Marcos D'Paula/AE
Marcos D'Paula/AE

A nova cara da velha sinfônica

Desde dezembro sem tocar para o público, grupo se revela bem mais jovem

Roberta Pennafort / RIO, O Estado de S.Paulo

12 de agosto de 2011 | 00h00

Uma Orquestra Sinfônica Brasileira (OSB) de feições novas, mais jovem e mutilada, abriu sua temporada 2011 anteontem no Teatro Municipal do Rio, numa noite curta e sem contratempos. Ou quase. Logo no início do concerto, uma moça, descontente com a demissão de parte da orquestra há quatro meses, berrou: "É isso aí!" Foi repreendida com um sonoro "Cala a boca!" vindo de outro canto do teatro.

Foi uma manifestação solitária. O público que ocupou quase 80% dos assentos do Municipal estava nitidamente feliz por rever o mais tradicional conjunto sinfônico do País, ao qual não assistia desde dezembro de 2010 - à exceção de assinantes e amigos, que tiveram uma apresentação privilegiada há três semanas.

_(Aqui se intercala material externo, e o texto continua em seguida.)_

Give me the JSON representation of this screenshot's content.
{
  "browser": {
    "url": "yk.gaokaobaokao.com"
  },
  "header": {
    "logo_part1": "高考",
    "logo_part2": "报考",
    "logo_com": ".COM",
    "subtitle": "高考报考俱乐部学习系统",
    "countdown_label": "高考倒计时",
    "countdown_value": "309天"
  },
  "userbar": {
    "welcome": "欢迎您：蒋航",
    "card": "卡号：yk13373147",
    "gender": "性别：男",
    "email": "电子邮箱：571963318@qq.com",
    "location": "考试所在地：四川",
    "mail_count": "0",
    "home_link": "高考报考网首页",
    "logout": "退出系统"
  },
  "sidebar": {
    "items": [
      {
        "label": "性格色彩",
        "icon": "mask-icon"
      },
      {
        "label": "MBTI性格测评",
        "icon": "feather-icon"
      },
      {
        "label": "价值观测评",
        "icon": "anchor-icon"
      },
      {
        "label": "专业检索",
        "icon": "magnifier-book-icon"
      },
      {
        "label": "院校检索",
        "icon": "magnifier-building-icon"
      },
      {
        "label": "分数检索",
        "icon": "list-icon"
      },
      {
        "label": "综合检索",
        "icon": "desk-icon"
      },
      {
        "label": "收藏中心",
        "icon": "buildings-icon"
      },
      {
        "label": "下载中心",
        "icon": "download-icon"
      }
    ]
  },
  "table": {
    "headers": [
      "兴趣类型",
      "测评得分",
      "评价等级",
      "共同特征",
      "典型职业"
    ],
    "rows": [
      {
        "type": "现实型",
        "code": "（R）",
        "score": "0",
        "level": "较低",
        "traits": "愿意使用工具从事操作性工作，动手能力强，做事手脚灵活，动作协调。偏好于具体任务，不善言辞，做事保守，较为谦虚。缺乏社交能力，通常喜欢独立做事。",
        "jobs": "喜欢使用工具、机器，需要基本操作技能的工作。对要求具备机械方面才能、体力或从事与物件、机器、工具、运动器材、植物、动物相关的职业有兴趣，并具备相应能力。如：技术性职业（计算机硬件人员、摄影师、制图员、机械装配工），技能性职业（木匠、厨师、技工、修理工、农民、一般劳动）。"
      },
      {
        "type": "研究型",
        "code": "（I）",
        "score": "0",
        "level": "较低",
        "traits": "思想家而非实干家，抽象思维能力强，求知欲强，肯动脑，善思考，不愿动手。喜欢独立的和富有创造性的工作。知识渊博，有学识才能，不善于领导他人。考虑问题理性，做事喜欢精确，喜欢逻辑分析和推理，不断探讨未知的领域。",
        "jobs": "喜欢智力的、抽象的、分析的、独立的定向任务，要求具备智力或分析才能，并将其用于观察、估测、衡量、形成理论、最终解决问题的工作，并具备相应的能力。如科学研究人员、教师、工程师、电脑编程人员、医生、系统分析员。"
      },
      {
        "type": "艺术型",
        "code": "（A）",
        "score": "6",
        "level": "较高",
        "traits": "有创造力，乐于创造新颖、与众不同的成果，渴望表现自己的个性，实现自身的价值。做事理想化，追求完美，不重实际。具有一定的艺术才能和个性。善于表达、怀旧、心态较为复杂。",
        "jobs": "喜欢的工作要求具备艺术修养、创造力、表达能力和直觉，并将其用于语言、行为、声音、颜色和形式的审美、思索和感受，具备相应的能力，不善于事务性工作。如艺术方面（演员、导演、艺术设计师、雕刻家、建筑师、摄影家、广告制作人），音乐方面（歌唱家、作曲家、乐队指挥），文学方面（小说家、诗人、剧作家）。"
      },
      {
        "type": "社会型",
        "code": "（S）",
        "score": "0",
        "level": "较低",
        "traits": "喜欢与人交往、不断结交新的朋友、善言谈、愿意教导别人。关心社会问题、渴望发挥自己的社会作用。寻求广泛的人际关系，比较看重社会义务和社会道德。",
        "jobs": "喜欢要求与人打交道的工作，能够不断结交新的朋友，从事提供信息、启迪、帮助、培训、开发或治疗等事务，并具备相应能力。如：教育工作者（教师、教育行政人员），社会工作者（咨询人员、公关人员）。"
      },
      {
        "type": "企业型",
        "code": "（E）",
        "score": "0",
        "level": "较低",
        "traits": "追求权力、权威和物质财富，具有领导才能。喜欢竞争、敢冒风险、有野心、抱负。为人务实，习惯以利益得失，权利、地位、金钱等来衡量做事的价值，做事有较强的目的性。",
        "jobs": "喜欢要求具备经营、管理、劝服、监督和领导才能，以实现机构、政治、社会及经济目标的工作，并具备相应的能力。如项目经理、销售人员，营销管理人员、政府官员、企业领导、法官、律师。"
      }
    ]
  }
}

Embora a opinião geral era de que a abertura do Festival Beethoven - de pouco mais de uma hora, e sem o tradicional bis - não teve brilho, os cerca de 1.700 presentes, saudosos e curiosos, aplaudiam os músicos longamente. O palco, comandado pelo maestro norte-americano convidado Lorin Maazel, parecia grande demais para os 58 músicos - a OSB tinha 85 antes das dispensas.

Fora dele, o regente titular da OSB, Roberto Minczuk, comemorava: "Estou muito feliz, ainda mais com a presença do Maazel, que é um dos maiores maestros do mundo", ele disse, desvencilhando-se rapidamente da reportagem. Minczuk, que não é visto desde que a crise recrudesceu, está bem mais magro. "Perdi uns três quilinhos", brincou.

À esquerda de Maazel, onde por 34 anos se sentara Michel Bessler, hoje afastado, estava o spalla Mauricio Aguiar, primeiro violino da Sinfônica de Cincinnati - um dos Ronaldinhos que Minczuk desejava repatriar para a nova fase da OSB, como declarou em março.

Aguiar foi chamado temporariamente, enquanto o spalla holandês Bart Vandenbogaerde não recebe seu visto de trabalho, travado (como o de outros onze instrumentistas estrangeiros) pelo Ministério do Trabalho. O órgão é mediador das negociações, ainda em andamento, entre a Fundação OSB e os ex-integrantes, que se recusaram a passar por uma avaliação de desempenho que consideram desrespeitosa.

"Sou assinante desde os anos 70 e estou francamente a favor do Minczuk. Ele só melhorou a OSB. Antes dele, a situação estava tão ruim que às vezes os músicos não conseguiam acompanhar os solistas de fora", dizia Leda Monteiro Bastos, uma das muitas senhoras que vestiram suas melhores roupas para ouvir a primeira sinfonia, a curtinha Abertura de Egmont e o Concerto Para Piano Nº 3 em dó menor.

"Acompanhei de longe a crise e quero muito que a OSB se recupere", ponderava a pianista Vera Bertucci Soares, que, aos 95 anos, foi conferir a apresentação da pianista ucraniana Valentina Lisitsa, substituta de Nelson Freire - o pianista cancelou sua participação em solidariedade aos músicos demitidos.

Longe do Municipal, eles usaram o Facebook para demonstrar sua revolta. Chamam o grupo atual de "falsa OSB" e atacam a postura de Maazel, que aceitou vir reger o festival num momento em que vários artistas preferem se manter a distância.

As conversas com a FOSB continuam e podem resultar na reintegração deles, mas sem a regência de Minczuk, com o qual não aceitam mais trabalhar.